Гачека он решил взять с собой ради приличий, которые на первых порах считал обязательным соблюдать. Мало ли какие обстоятельства могли помешать осуществлению их планов - доброе имя девушки не должно было пострадать без крайней необходимости.
Донья Инесс довольно улыбнулась, услышав это приглашение. Она поняла, что сын все-таки принял к сведению её совет. Но к удивлению матери и сына обрадовалась и сама Тереса. Девушка порозовела, а карие глаза засветились нескрываемым восторгом.

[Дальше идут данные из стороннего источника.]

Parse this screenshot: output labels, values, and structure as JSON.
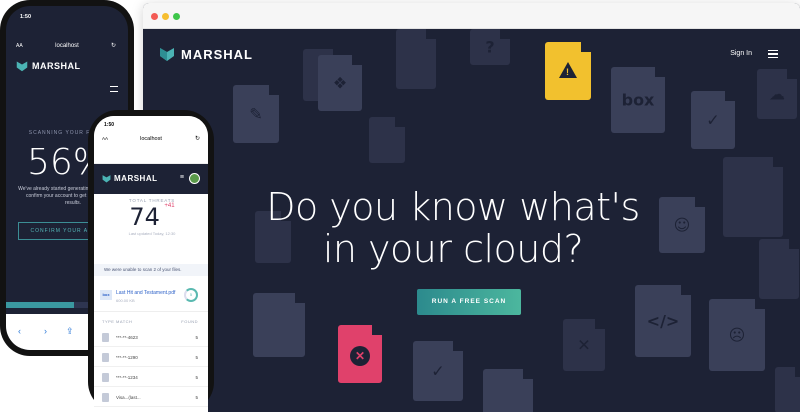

Троица выехала из ворот замка и устремилась на прогулку по окрестным выжженным солнцем холмам. Дон Мигель был в превосходном настроении, как впрочем, и его спутники. Гачек и Тереса говорили между собой, не умолкая ни на минуту. Чех всегда находил общий язык с юными и простенькими девушками. Достаточно вспомнить, как когда-то пятнадцатилетняя Стефания радостно болтала с ним о всяких пустяках, замыкаясь от одного только взгляда своего мужа.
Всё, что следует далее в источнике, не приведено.